Os delegados de Polícia Federal ajuizaram Ação Direta de Inconstitucionalidade – 6245 – no Supremo Tribunal Federal (STF), com pedido de liminar, contra norma que autoriza a Polícia Rodoviária Federal a fazer Termo Circunstanciado de Ocorrência (TCO). Por meio de sua entidade de classe – a Associação Nacional dos Delegados de Polícia Federal (ADPF), os policiais sustentam que o TCO caracteriza usurpação da competência da Polícia Judiciária.

O ministro Luís Roberto Barroso é o relator da ação.

Ambas as corporações, a PF e a Polícia Rodoviária Federal, ficam sob o mesmo guarda chuva, o Ministério da Justiça e Segurança Pública, dirigido pelo ex-juiz da Lava Jato Sergio Moro.

Na ação protocolada no Supremo, a Associação Nacional dos Delegados de Polícia Federal alega que o artigo 6.º do Decreto 10.073/2019 “viola os princípios da legalidade estrita, da eficiência e da supremacia do interesse público”.

Os delegados de Polícia Federal sustentam que a elaboração do Termo Circunstanciado de Ocorrência “é um procedimento jurídico e investigativo que visa apurar circunstâncias, materialidade e autoria de infrações penais de menor potencial ofensivo, de forma semelhante ao que ocorre no inquérito policial”.

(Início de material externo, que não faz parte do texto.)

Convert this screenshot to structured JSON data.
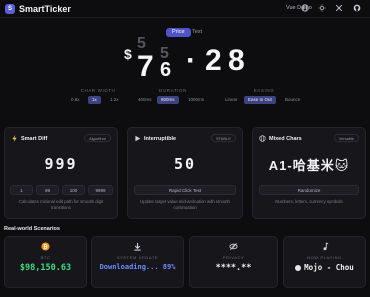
{
  "header": {
    "brand": "SmartTicker",
    "nav_link": "Vue Demo",
    "icons": [
      "globe-icon",
      "theme-icon",
      "x-icon",
      "github-icon"
    ]
  },
  "tabs": [
    {
      "label": "Price",
      "active": true
    },
    {
      "label": "Text",
      "active": false
    }
  ],
  "display": {
    "currency": "$",
    "digits": [
      "7",
      "6",
      "·",
      "2",
      "8"
    ],
    "ghost_digits": [
      "5",
      "5"
    ]
  },
  "controls": {
    "char_width": {
      "label": "CHAR WIDTH",
      "options": [
        "0.8x",
        "1x",
        "1.2x"
      ],
      "selected": "1x"
    },
    "duration": {
      "label": "DURATION",
      "options": [
        "400ms",
        "800ms",
        "1000ms"
      ],
      "selected": "800ms"
    },
    "easing": {
      "label": "EASING",
      "options": [
        "Linear",
        "Ease In Out",
        "Bounce"
      ],
      "selected": "Ease In Out"
    }
  },
  "cards": [
    {
      "title": "Smart Diff",
      "badge": "Algorithm",
      "value": "999",
      "buttons": [
        "1",
        "99",
        "100",
        "9999"
      ],
      "desc": "Calculates minimal edit path for smooth digit transitions"
    },
    {
      "title": "Interruptible",
      "badge": "STABLE",
      "value": "50",
      "buttons": [
        "Rapid Click Test"
      ],
      "desc": "Update target value mid-animation with smooth continuation"
    },
    {
      "title": "Mixed Chars",
      "badge": "Versatile",
      "value": "A1-哈基米🐱",
      "buttons": [
        "Randomize"
      ],
      "desc": "Numbers, letters, currency symbols"
    }
  ],
  "section_title": "Real-world Scenarios",
  "scenarios": [
    {
      "label": "BTC",
      "value": "$98,150.63",
      "color": "#3ddc84",
      "icon": "bitcoin-icon"
    },
    {
      "label": "SYSTEM UPDATE",
      "value": "Downloading... 89%",
      "color": "#6e8cff",
      "icon": "download-icon"
    },
    {
      "label": "PRIVACY",
      "value": "****.**",
      "color": "#f0f0f0",
      "icon": "eye-off-icon"
    },
    {
      "label": "NOW PLAYING",
      "value": "Mojo - Chou",
      "color": "#f0f0f0",
      "icon": "music-icon"
    }
  ]
}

A entidade dos delegados argumenta que esse instituto é próprio da Polícia Federal, ou seja, a Polícia Judiciária, “e não da PRF, polícia administrativa, à qual cabe exclusivamente o patrulhamento ostensivo das rodovias, nos termos da Constituição Federal”.

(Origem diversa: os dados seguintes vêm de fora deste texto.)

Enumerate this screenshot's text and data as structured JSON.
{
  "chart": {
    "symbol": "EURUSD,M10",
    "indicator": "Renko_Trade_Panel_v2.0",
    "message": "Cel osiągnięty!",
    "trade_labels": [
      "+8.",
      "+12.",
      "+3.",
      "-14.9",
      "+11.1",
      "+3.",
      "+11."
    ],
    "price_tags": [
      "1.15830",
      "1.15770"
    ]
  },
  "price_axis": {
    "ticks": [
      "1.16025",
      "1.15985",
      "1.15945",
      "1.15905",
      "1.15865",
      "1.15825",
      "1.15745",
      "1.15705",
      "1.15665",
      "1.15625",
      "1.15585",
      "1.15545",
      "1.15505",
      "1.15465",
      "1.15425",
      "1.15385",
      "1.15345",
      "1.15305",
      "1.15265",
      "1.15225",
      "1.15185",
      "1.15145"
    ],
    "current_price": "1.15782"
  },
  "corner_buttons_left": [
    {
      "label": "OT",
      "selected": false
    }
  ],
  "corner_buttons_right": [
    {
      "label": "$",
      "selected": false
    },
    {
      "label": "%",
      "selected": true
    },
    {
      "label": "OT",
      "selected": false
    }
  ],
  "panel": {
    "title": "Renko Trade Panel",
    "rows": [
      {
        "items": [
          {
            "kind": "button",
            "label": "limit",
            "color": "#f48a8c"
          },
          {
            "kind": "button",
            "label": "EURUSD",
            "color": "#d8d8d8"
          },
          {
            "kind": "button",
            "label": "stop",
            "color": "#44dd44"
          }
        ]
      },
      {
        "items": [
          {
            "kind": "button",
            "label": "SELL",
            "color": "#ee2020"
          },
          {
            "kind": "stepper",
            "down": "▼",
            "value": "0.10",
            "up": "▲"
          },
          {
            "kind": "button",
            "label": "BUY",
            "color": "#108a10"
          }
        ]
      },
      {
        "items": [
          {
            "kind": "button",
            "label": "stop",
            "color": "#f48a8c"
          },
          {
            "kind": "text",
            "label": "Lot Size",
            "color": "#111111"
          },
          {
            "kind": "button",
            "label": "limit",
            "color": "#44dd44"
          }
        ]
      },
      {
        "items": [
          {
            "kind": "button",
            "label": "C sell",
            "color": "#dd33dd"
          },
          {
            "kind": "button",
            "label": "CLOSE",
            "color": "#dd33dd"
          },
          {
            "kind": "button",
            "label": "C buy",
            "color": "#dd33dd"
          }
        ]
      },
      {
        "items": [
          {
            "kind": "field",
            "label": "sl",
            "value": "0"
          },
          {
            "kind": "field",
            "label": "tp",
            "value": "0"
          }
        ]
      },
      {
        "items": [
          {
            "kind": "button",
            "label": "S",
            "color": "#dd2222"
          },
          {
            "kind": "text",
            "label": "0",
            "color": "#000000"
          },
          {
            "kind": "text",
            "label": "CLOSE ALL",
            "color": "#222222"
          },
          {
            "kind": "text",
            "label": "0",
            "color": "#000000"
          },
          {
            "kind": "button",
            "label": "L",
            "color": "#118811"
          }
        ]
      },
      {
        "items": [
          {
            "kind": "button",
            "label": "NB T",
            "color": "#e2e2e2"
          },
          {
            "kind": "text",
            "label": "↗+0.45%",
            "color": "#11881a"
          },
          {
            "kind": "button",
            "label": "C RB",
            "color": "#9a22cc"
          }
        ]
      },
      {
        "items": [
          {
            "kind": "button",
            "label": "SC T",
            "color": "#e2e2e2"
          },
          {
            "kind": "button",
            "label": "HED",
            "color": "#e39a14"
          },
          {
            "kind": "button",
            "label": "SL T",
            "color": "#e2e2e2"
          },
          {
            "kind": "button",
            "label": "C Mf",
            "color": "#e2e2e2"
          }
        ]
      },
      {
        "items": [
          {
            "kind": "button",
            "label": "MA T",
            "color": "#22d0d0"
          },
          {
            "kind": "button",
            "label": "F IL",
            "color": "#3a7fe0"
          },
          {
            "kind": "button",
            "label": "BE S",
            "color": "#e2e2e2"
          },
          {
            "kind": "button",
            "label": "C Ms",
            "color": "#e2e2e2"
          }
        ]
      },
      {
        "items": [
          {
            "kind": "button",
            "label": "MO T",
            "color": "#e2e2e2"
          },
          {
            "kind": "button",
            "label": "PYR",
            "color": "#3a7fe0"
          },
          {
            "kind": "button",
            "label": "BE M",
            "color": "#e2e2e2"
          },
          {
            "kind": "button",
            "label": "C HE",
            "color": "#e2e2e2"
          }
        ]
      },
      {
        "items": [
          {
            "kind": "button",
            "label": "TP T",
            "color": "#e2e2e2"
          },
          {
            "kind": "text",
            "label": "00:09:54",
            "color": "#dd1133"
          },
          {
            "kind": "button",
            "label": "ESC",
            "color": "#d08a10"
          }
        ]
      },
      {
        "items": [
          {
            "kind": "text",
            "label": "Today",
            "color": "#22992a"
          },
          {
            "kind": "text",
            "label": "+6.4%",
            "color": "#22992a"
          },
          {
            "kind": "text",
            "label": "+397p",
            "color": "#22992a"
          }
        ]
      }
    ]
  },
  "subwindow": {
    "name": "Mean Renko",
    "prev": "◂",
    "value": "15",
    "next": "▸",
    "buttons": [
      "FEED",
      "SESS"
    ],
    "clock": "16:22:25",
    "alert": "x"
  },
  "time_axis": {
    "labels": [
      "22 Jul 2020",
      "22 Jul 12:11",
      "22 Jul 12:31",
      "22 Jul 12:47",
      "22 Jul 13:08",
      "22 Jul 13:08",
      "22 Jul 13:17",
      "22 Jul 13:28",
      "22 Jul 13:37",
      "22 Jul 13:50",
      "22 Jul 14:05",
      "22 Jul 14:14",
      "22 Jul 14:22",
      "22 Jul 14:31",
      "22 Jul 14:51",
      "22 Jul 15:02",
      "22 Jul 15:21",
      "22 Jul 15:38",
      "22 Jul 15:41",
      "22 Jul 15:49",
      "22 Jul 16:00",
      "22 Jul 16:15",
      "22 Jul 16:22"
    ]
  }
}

A Associação Nacional dos Delegados de Polícia Federal pondera que se o objetivo da norma era “fortalecer a atuação da PF, a via adequada seria, por exemplo, a recomposição dos quadros da instituição e não o deslocamento de uma de suas prerrogativas para outro órgão”.

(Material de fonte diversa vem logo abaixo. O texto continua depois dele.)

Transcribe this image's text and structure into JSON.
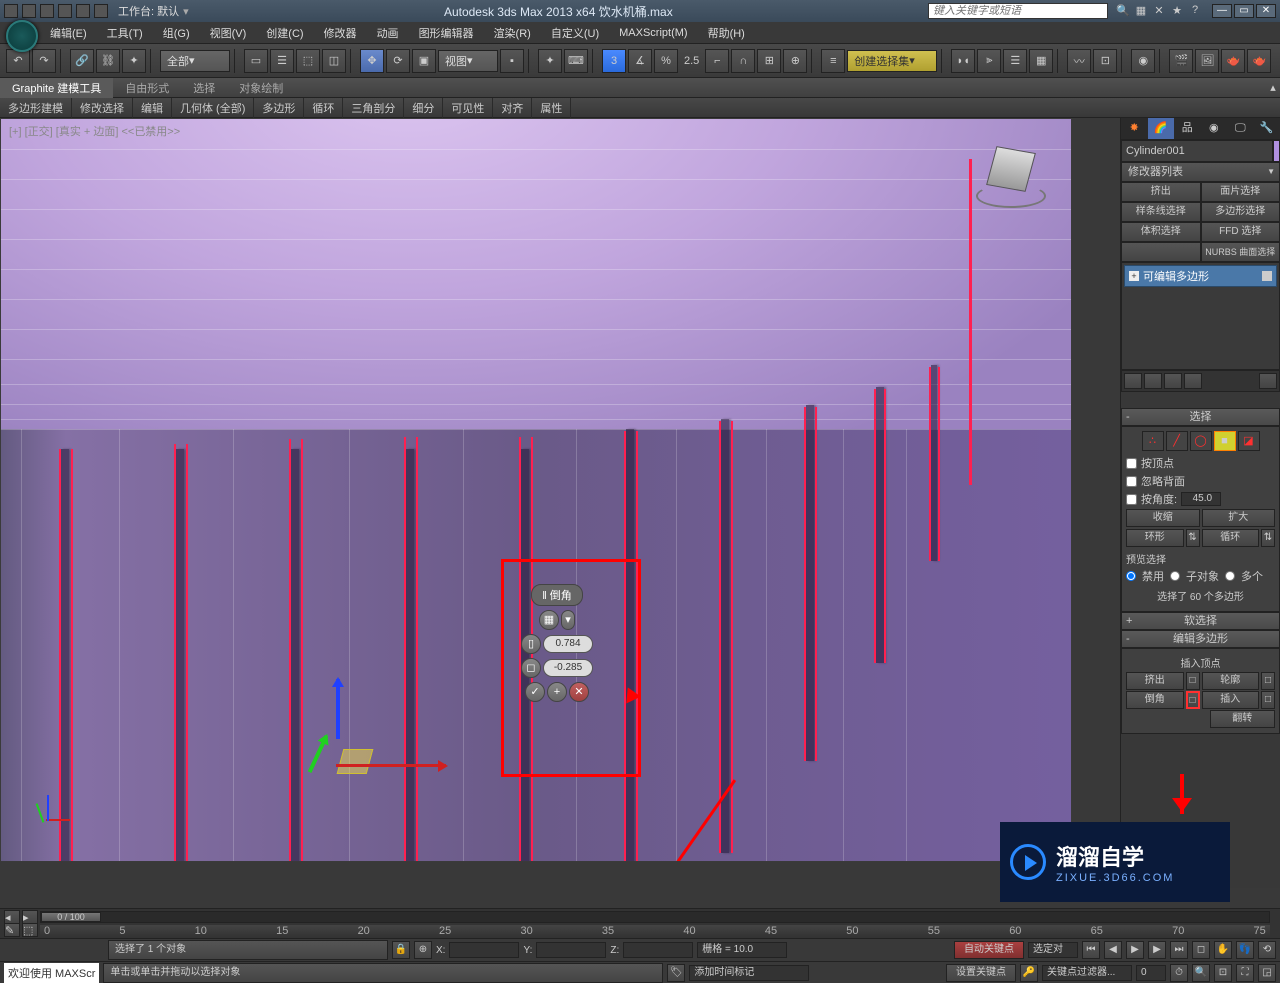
{
  "titlebar": {
    "workspace": "工作台: 默认",
    "title": "Autodesk 3ds Max  2013 x64     饮水机桶.max",
    "search_placeholder": "键入关键字或短语"
  },
  "menu": [
    "编辑(E)",
    "工具(T)",
    "组(G)",
    "视图(V)",
    "创建(C)",
    "修改器",
    "动画",
    "图形编辑器",
    "渲染(R)",
    "自定义(U)",
    "MAXScript(M)",
    "帮助(H)"
  ],
  "toolbar": {
    "filter_all": "全部",
    "ref_coord": "视图",
    "scale_label": "2.5",
    "named_sel": "创建选择集"
  },
  "ribbon_tabs": [
    "Graphite 建模工具",
    "自由形式",
    "选择",
    "对象绘制"
  ],
  "ribbon_panels": [
    "多边形建模",
    "修改选择",
    "编辑",
    "几何体 (全部)",
    "多边形",
    "循环",
    "三角剖分",
    "细分",
    "可见性",
    "对齐",
    "属性"
  ],
  "viewport_label": "[+] [正交] [真实 + 边面]  <<已禁用>>",
  "caddy": {
    "title": "‖ 倒角",
    "val1": "0.784",
    "val2": "-0.285"
  },
  "cmd": {
    "object_name": "Cylinder001",
    "modifier_list": "修改器列表",
    "mod_btns": [
      "挤出",
      "面片选择",
      "样条线选择",
      "多边形选择",
      "体积选择",
      "FFD 选择",
      "",
      "NURBS 曲面选择"
    ],
    "stack_item": "可编辑多边形",
    "rollout_selection": "选择",
    "chk_by_vertex": "按顶点",
    "chk_ignore_backface": "忽略背面",
    "chk_by_angle": "按角度:",
    "angle_val": "45.0",
    "btn_shrink": "收缩",
    "btn_grow": "扩大",
    "btn_ring": "环形",
    "btn_loop": "循环",
    "preview_label": "预览选择",
    "radio_disable": "禁用",
    "radio_subobj": "子对象",
    "radio_multi": "多个",
    "sel_info": "选择了 60 个多边形",
    "rollout_soft": "软选择",
    "rollout_edit_poly": "编辑多边形",
    "insert_vertex": "插入顶点",
    "btn_extrude": "挤出",
    "btn_outline": "轮廓",
    "btn_bevel": "倒角",
    "btn_inset": "插入",
    "btn_flip": "翻转"
  },
  "timeline": {
    "slider": "0 / 100",
    "ticks": [
      "0",
      "5",
      "10",
      "15",
      "20",
      "25",
      "30",
      "35",
      "40",
      "45",
      "50",
      "55",
      "60",
      "65",
      "70",
      "75"
    ]
  },
  "status": {
    "sel_count": "选择了 1 个对象",
    "prompt": "单击或单击并拖动以选择对象",
    "x": "X:",
    "y": "Y:",
    "z": "Z:",
    "grid": "栅格 = 10.0",
    "add_time_tag": "添加时间标记",
    "auto_key": "自动关键点",
    "set_key": "设置关键点",
    "sel_drop": "选定对",
    "key_filter": "关键点过滤器..."
  },
  "welcome": "欢迎使用  MAXScr",
  "watermark": {
    "main": "溜溜自学",
    "sub": "ZIXUE.3D66.COM"
  }
}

Afirma também que o TCO visa a atender às peculiaridades da Lei dos Juizados Especiais (Lei 9.099/1995), ao adotar um procedimento simplificado sem perder a finalidade de apuração das infrações penais, ainda que de menor potencial ofensivo, razão pela qual não pode ser confundido com “mero registro de fatos” ou com um “boletim de ocorrência”.